I recently posted about the possible North-South conflict over AIDS spending that might emerge when donors discover that South African taxpayers (i.e. relatively wealthy South Africans) are getting a reprieve while the global fund releases scarce millions of dollars for AIDS treatment in that country — rather than to a country with less domestic fiscal capacity.
But, as Albert Van Zyl’s recent post on the Open Budgets Blog indicates, and I probably should have emphasized, AIDS expenditures have been growing quite substantially in absolute terms and as a share of the overall national budget. He shares responses from a range of South African civil society organizations including a nice analysis from the Centre for Economic Governance and AIDS in Africa. They highlight the growing pressure of AIDS expenditures on the overall AIDS budget:
The HIV and AIDS programme continues to receive the largest resources in the 2012/13 health budget: 33.5 per cent of the total national health budget in 2012/13, increasing to 35.9 per cent in 2013/14, and to 37.6 per cent in 2014/15. This is the second-highest allocation in the health sector. The Hospitals, Tertiary Health Services and Human Resource Development Programme receives 61.4 per cent of the total health budget in 2012/13, but interestingly, the budget proportion for this programme decreases in the medium term (59 per cent in 2013/14 and 57 per cent in 2014/15) as the proportion for HIV and AIDS escalates. We should assess more closely whether HIV and AIDS is crowding out other health expenditures, as this affects the overall mobilisation and utilisation of funding for health in general.

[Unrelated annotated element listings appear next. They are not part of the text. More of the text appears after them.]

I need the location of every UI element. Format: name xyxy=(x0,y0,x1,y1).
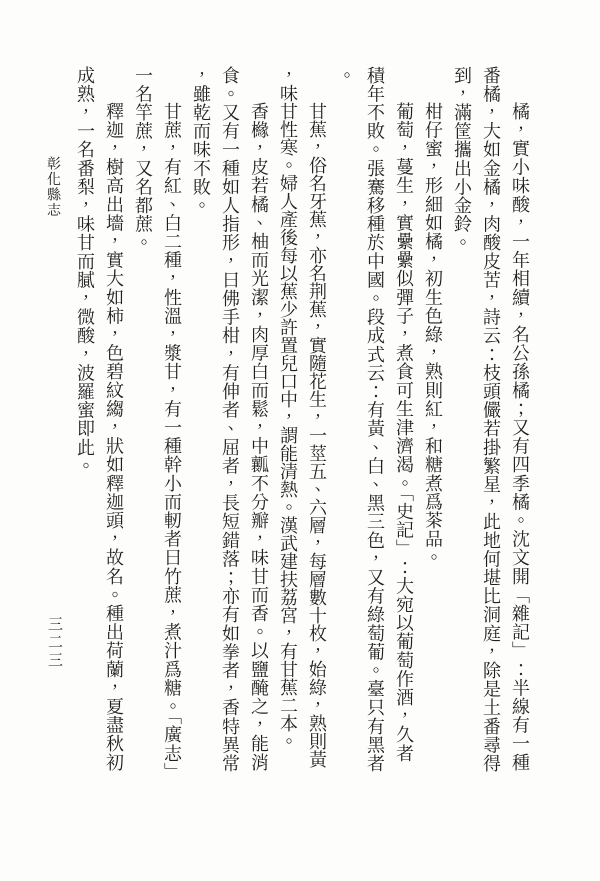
book-spine-title: 彰化縣志 xyxy=(42,156,62,218)
entry-banana: 甘蕉，俗名牙蕉，亦名荆蕉，實隨花生，一莖五、六層，每層數十枚，始綠，熟則黃，味甘… xyxy=(273,66,331,774)
entry-grape: 葡萄，蔓生，實纍纍似彈子，煮食可生津濟渴。「史記」：大宛以葡萄作酒，久者積年不敗… xyxy=(331,66,418,774)
entry-sugarcane: 甘蔗，有紅、白二種，性溫，漿甘，有一種幹小而軔者曰竹蔗，煮汁爲糖。「廣志」一名竿… xyxy=(128,66,186,774)
entry-tangerine: 橘，實小味酸，一年相續，名公孫橘；又有四季橘。沈文開「雜記」：半線有一種番橘，大… xyxy=(447,66,534,774)
entry-sugar-apple: 釋迦，樹高出墻，實大如柿，色碧紋縐，狀如釋迦頭，故名。種出荷蘭，夏盡秋初成熟，一… xyxy=(70,66,128,774)
main-text-block: 橘，實小味酸，一年相續，名公孫橘；又有四季橘。沈文開「雜記」：半線有一種番橘，大… xyxy=(70,66,534,774)
book-page: 橘，實小味酸，一年相續，名公孫橘；又有四季橘。沈文開「雜記」：半線有一種番橘，大… xyxy=(0,0,600,881)
entry-citron: 香櫞，皮若橘、柚而光潔，肉厚白而鬆，中瓤不分瓣，味甘而香。以鹽醃之，能消食。又有… xyxy=(186,66,273,774)
page-number: 三二三 xyxy=(44,616,65,670)
entry-tomato: 柑仔蜜，形細如橘，初生色綠，熟則紅，和糖煮爲茶品。 xyxy=(418,66,447,774)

The political scientist in me wonders when this too will become an overt political conflict. Recent scientific studies have shown that Anti-retroviral therapy, which accounts for much of the AIDS bill, is good for prevention as it reduces the likelihood of transmission. But that reality could get lost on people who begin to observe different levels of health care and expenditure allocation based on their sero-status, especially as the AIDS bill takes on a larger and larger share of the overall budget.
One thought on “Growth in South African AIDS spending – crowding out other health investments?”
What I’d add to this is the observation that as more patients shift to 2nd-line therapies the cost of treatment will likely increase substantially as the 2nd-line ARVs are generally less available as “generics.”